On the eve of his retirement from office in 1961, President Dwight D. Eisenhower went on national television to tell the American people how it’s done.

 

Credit the present generation of generals with having gone one further.

 

Remarkably enough, they have inverted Clausewitz. No longer does discernible political purpose serve as a necessary precondition for perpetuating a war.

 

If generals (and militarized civilians) don’t want a war to end, that suffices as a rationale for its continuation.
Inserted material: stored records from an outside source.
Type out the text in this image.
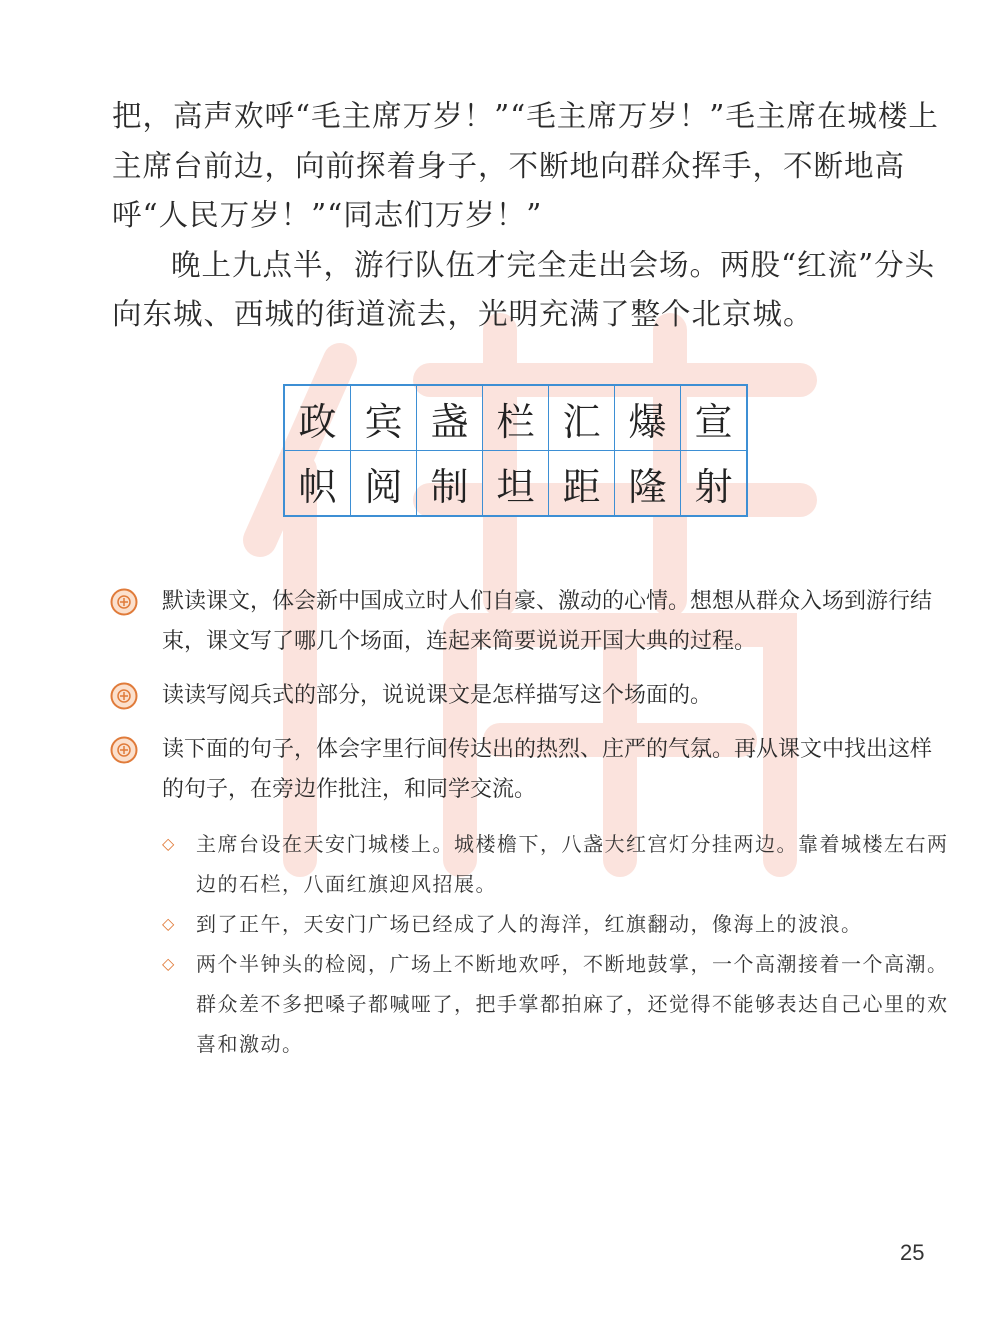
把，高声欢呼“毛主席万岁！”“毛主席万岁！”毛主席在城楼上主席台前边，向前探着身子，不断地向群众挥手，不断地高呼“人民万岁！”“同志们万岁！”

晚上九点半，游行队伍才完全走出会场。两股“红流”分头向东城、西城的街道流去，光明充满了整个北京城。

政	宾	盏	栏	汇	爆	宣
帜	阅	制	坦	距	隆	射
默读课文，体会新中国成立时人们自豪、激动的心情。想想从群众入场到游行结束，课文写了哪几个场面，连起来简要说说开国大典的过程。
读读写阅兵式的部分，说说课文是怎样描写这个场面的。
读下面的句子，体会字里行间传达出的热烈、庄严的气氛。再从课文中找出这样的句子，在旁边作批注，和同学交流。
◇ 主席台设在天安门城楼上。城楼檐下，八盏大红宫灯分挂两边。靠着城楼左右两边的石栏，八面红旗迎风招展。
◇ 到了正午，天安门广场已经成了人的海洋，红旗翻动，像海上的波浪。
◇ 两个半钟头的检阅，广场上不断地欢呼，不断地鼓掌，一个高潮接着一个高潮。群众差不多把嗓子都喊哑了，把手掌都拍麻了，还觉得不能够表达自己心里的欢喜和激动。
25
The boss will comply.

 

The commander-in-chief isn’t really in command.

 

© 2019 Andrew Bacevich, The Many American Lies Trump Has Laid Bare, TruthDig (08 April 2019) (extracts)

 

 

No one — outside the behemoth US military and the plutocrats it serves — is in charge

 

That is my point about the war game plight of Boise and its sister cities.

 

Evidently, it is okay for the United States' top-ranking militarists:

 

 

who have (we should take into account)

 

— not been able to win a war

 

or

 

— even cobble marginally sensible geopolitical strategies

 

to use American cities and their infrastructures

 

in pursuit of training

 

that these (historically demonstrated incompetents) claim is necessary

 

so as to

 

continue their arguably vacuously murderous rampages around the planet.

 

 

A sense of proportion, factual objectivity and the ability to reason — are long gone from American shores

 

Were they ever here at all.

 

 

Osama bin Laden's ghost must be laughing itself silly

 

His small band of plotters managed to set create a psychological trip wire that set American strength against itself.

 

Osama's tiny gang pinpointed the United States' three most obvious characteristics and boomeranged each into us. We now are seeing what happens, when massive American muscle is greedily and brainlessly led and controlled.

 

 

The moral? — Does the US "really" stand for more than swaggeringly senseless destruction and purpose-lacking violence?

 

This question is why, I imagine, the Idaho court-goers are upset with Mountain Home and its masters.

 

 

Who is serving whom?

 

For what purpose?

 

And do we (really) all need to be dragged down this militaristically nihilistic US course?

 

 

If more Americans were to ask themselves those questions, we might bootstrap our way out of the gesticulating societal inanity that we create and inhabit on a daily basis.

 

I am not optimistic. I think that bin Laden too successfully took our measure.

 

Fate now watches the United States topple slowly, under the weight of the mental and moral deficiencies that he noticed and spiraled back upon us.

 

It is an ignominious end that crafts itself from unexamined habits and patterns.

 

But isn't that, for the most part, how History works?

 

I (again) comfort my silly small self with the concept of Geologic Time.